Quand le CESE s’active !
Le CESEi recommande dans une note «l’utilisation des outils de l’intelligence artificielle pour détecter de manière proactive les contenus inappropriés et analyser les comportements à risque des utilisateurs». Le CESE suggère également « l’intégration de l’éducation numérique dans les programmes scolaires dès le plus jeune âge, en mettant l’accent sur le développement des compétences et de la pensée critique de l’information», et appelle à «l’organisation de campagnes d’information au profit des familles et des utilisateurs sur les risques associés aux réseaux sociaux».Se penchant sur la popularité au Maroc des réseaux sociaux, tels que Facebook, Instagram ou TikTok, le Conseil a révélé qu’ «environ 9 personnes sur 10 utilisent ces plateformes, et 97% des enfants de moins de 18 ans y ont accès».

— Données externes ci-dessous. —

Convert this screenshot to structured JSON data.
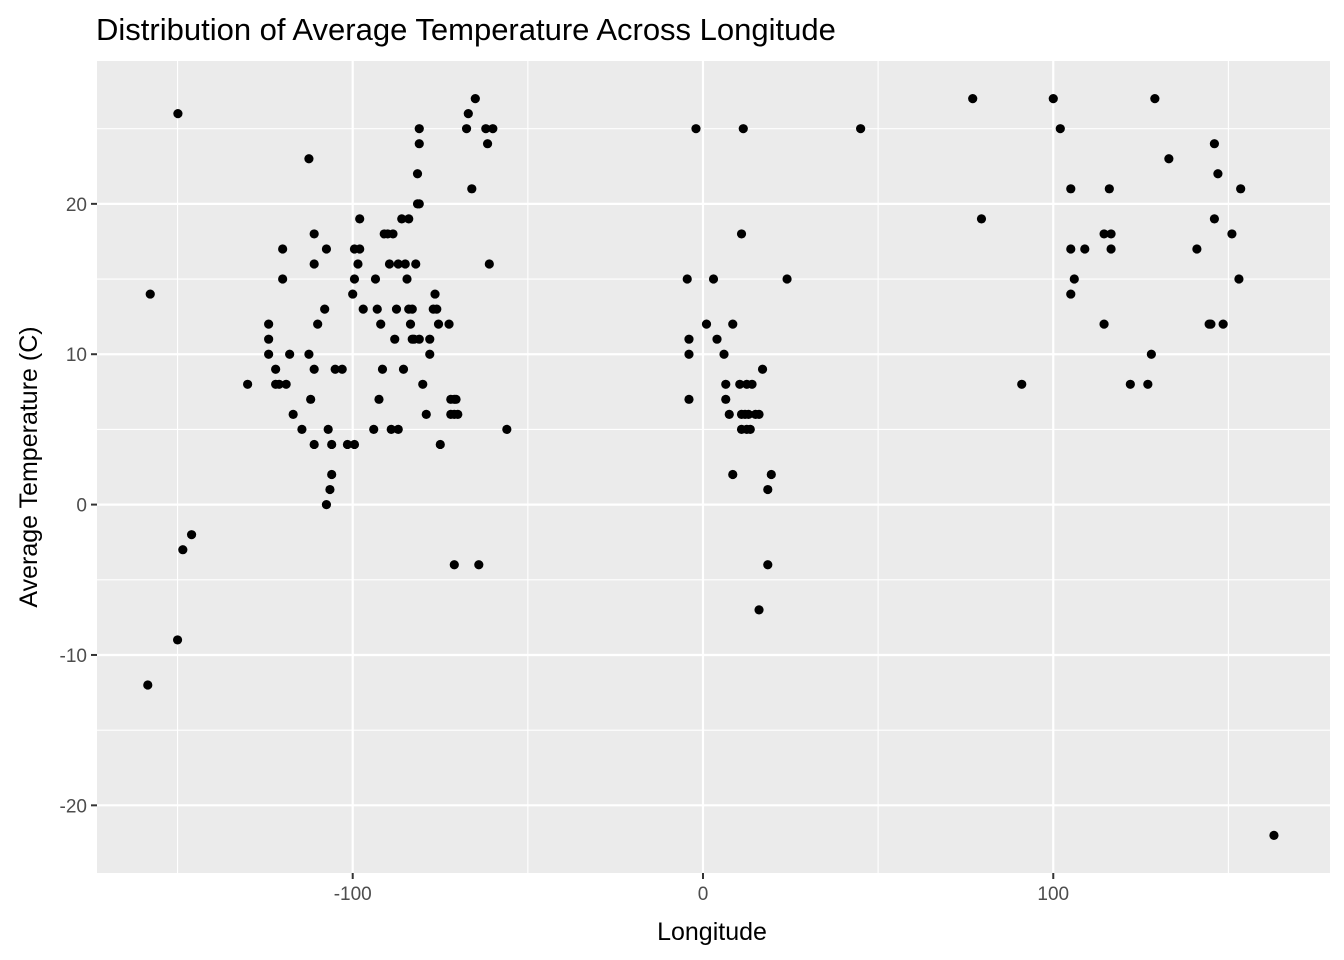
{
  "chart_data": {
    "type": "scatter",
    "title": "Distribution of Average Temperature Across Longitude",
    "xlabel": "Longitude",
    "ylabel": "Average Temperature (C)",
    "xlim": [
      -173,
      179
    ],
    "ylim": [
      -24.5,
      29.5
    ],
    "x_ticks": [
      -100,
      0,
      100
    ],
    "x_tick_labels": [
      "-100",
      "0",
      "100"
    ],
    "y_ticks": [
      -20,
      -10,
      0,
      10,
      20
    ],
    "y_tick_labels": [
      "-20",
      "-10",
      "0",
      "10",
      "20"
    ],
    "grid": true,
    "legend": "none",
    "point_color": "#000000",
    "panel_color": "#ebebeb",
    "points": [
      [
        -157.8,
        14
      ],
      [
        -150,
        -9
      ],
      [
        -149.9,
        26
      ],
      [
        -148.5,
        -3
      ],
      [
        -146,
        -2
      ],
      [
        -158.5,
        -12
      ],
      [
        -130,
        8
      ],
      [
        -124,
        10
      ],
      [
        -124,
        11
      ],
      [
        -124,
        12
      ],
      [
        -122,
        9
      ],
      [
        -122,
        8
      ],
      [
        -121,
        8
      ],
      [
        -120,
        17
      ],
      [
        -120,
        15
      ],
      [
        -119,
        8
      ],
      [
        -118,
        10
      ],
      [
        -117,
        6
      ],
      [
        -114.5,
        5
      ],
      [
        -112.5,
        10
      ],
      [
        -112.5,
        23
      ],
      [
        -112,
        7
      ],
      [
        -111,
        9
      ],
      [
        -111,
        16
      ],
      [
        -111,
        18
      ],
      [
        -111,
        4
      ],
      [
        -110,
        12
      ],
      [
        -108,
        13
      ],
      [
        -107.5,
        17
      ],
      [
        -107,
        5
      ],
      [
        -107.5,
        0
      ],
      [
        -106.5,
        1
      ],
      [
        -106,
        2
      ],
      [
        -106,
        4
      ],
      [
        -105,
        9
      ],
      [
        -103,
        9
      ],
      [
        -101.5,
        4
      ],
      [
        -99.5,
        4
      ],
      [
        -100,
        14
      ],
      [
        -99.5,
        15
      ],
      [
        -99.5,
        17
      ],
      [
        -98.5,
        16
      ],
      [
        -98,
        19
      ],
      [
        -98,
        17
      ],
      [
        -97,
        13
      ],
      [
        -94,
        5
      ],
      [
        -93.5,
        15
      ],
      [
        -93,
        13
      ],
      [
        -92.5,
        7
      ],
      [
        -92,
        12
      ],
      [
        -91.5,
        9
      ],
      [
        -91,
        18
      ],
      [
        -90,
        18
      ],
      [
        -89.5,
        16
      ],
      [
        -89,
        5
      ],
      [
        -88.5,
        18
      ],
      [
        -88,
        11
      ],
      [
        -87.5,
        13
      ],
      [
        -87,
        16
      ],
      [
        -87,
        5
      ],
      [
        -86,
        19
      ],
      [
        -85.5,
        9
      ],
      [
        -85,
        16
      ],
      [
        -84.5,
        15
      ],
      [
        -84,
        19
      ],
      [
        -84,
        13
      ],
      [
        -83.5,
        12
      ],
      [
        -83,
        13
      ],
      [
        -83,
        11
      ],
      [
        -82.5,
        11
      ],
      [
        -82,
        16
      ],
      [
        -81.5,
        20
      ],
      [
        -81.5,
        22
      ],
      [
        -81,
        11
      ],
      [
        -81,
        24
      ],
      [
        -81,
        25
      ],
      [
        -81,
        20
      ],
      [
        -80,
        8
      ],
      [
        -79,
        6
      ],
      [
        -78,
        11
      ],
      [
        -78,
        10
      ],
      [
        -77,
        13
      ],
      [
        -76.5,
        14
      ],
      [
        -76,
        13
      ],
      [
        -75.5,
        12
      ],
      [
        -75,
        4
      ],
      [
        -72.5,
        12
      ],
      [
        -72,
        7
      ],
      [
        -72,
        6
      ],
      [
        -71,
        7
      ],
      [
        -71,
        -4
      ],
      [
        -71,
        6
      ],
      [
        -70.5,
        7
      ],
      [
        -70,
        6
      ],
      [
        -67.5,
        25
      ],
      [
        -67,
        26
      ],
      [
        -66,
        21
      ],
      [
        -65,
        27
      ],
      [
        -64,
        -4
      ],
      [
        -62,
        25
      ],
      [
        -61.5,
        24
      ],
      [
        -61,
        16
      ],
      [
        -60,
        25
      ],
      [
        -56,
        5
      ],
      [
        -4.5,
        15
      ],
      [
        -4,
        11
      ],
      [
        -4,
        10
      ],
      [
        -4,
        7
      ],
      [
        -2,
        25
      ],
      [
        1,
        12
      ],
      [
        3,
        15
      ],
      [
        4,
        11
      ],
      [
        6,
        10
      ],
      [
        6.5,
        8
      ],
      [
        6.5,
        7
      ],
      [
        7.5,
        6
      ],
      [
        8.5,
        2
      ],
      [
        8.5,
        12
      ],
      [
        10.5,
        8
      ],
      [
        11,
        6
      ],
      [
        11,
        18
      ],
      [
        11,
        5
      ],
      [
        11.5,
        25
      ],
      [
        12,
        6
      ],
      [
        12.5,
        8
      ],
      [
        12.5,
        5
      ],
      [
        13,
        6
      ],
      [
        13.5,
        5
      ],
      [
        14,
        8
      ],
      [
        15,
        6
      ],
      [
        16,
        -7
      ],
      [
        16,
        6
      ],
      [
        17,
        9
      ],
      [
        18.5,
        -4
      ],
      [
        18.5,
        1
      ],
      [
        19.5,
        2
      ],
      [
        24,
        15
      ],
      [
        45,
        25
      ],
      [
        77,
        27
      ],
      [
        79.5,
        19
      ],
      [
        91,
        8
      ],
      [
        100,
        27
      ],
      [
        102,
        25
      ],
      [
        105,
        14
      ],
      [
        105,
        17
      ],
      [
        105,
        21
      ],
      [
        106,
        15
      ],
      [
        109,
        17
      ],
      [
        114.5,
        12
      ],
      [
        114.5,
        18
      ],
      [
        116,
        21
      ],
      [
        116.5,
        18
      ],
      [
        116.5,
        17
      ],
      [
        122,
        8
      ],
      [
        127,
        8
      ],
      [
        128,
        10
      ],
      [
        129,
        27
      ],
      [
        133,
        23
      ],
      [
        141,
        17
      ],
      [
        144.5,
        12
      ],
      [
        145,
        12
      ],
      [
        146,
        24
      ],
      [
        146,
        19
      ],
      [
        147,
        22
      ],
      [
        148.5,
        12
      ],
      [
        151,
        18
      ],
      [
        153,
        15
      ],
      [
        153.5,
        21
      ],
      [
        163,
        -22
      ]
    ]
  }
}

Selon le CESE, que «l’utilisation excessive et inappropriée de ces technologies et plateformes numériques a des effets négatifs sur la santé mentale et physique des enfants, entraînant des comportements addictifs entraînant violence, anxiété, isolement, automutilations, troubles du sommeil, dépression, et parfois des tentatives de suicide». Ces risques «sont exacerbés par l’absence ou la faiblesse des mécanismes juridiques adaptés à la protection des enfants dans un environnement numérique», ajoute le Conseil.
Une promotion de l’individu singulier ?
Dans un long entretien accordé au journal Le Figaro, l’auteur Pascal-Raphaël Ambrogi a tiré à sa manière la sonnette d’alarme. Pour ce dernier, les écrans sont un vecteur accélérateur de cette transformation de l’Homme, à un être ou individu singulier. « Dans un contexte où les piliers porteurs de notre fabrique morale ont lâché, comme l’a montré mon confrère Pierre Manent, l’individu promu est un sujet autonome, mû par ses seuls intérêts particuliers et ceux du marché ; ses désirs, ses prétentions, sont les sources de droit au mépris du bien commun. L’Homme assujetti ne pense plus sa relation à d’autres hommes, au sein d’une même société» confie l’auteur au Figaro.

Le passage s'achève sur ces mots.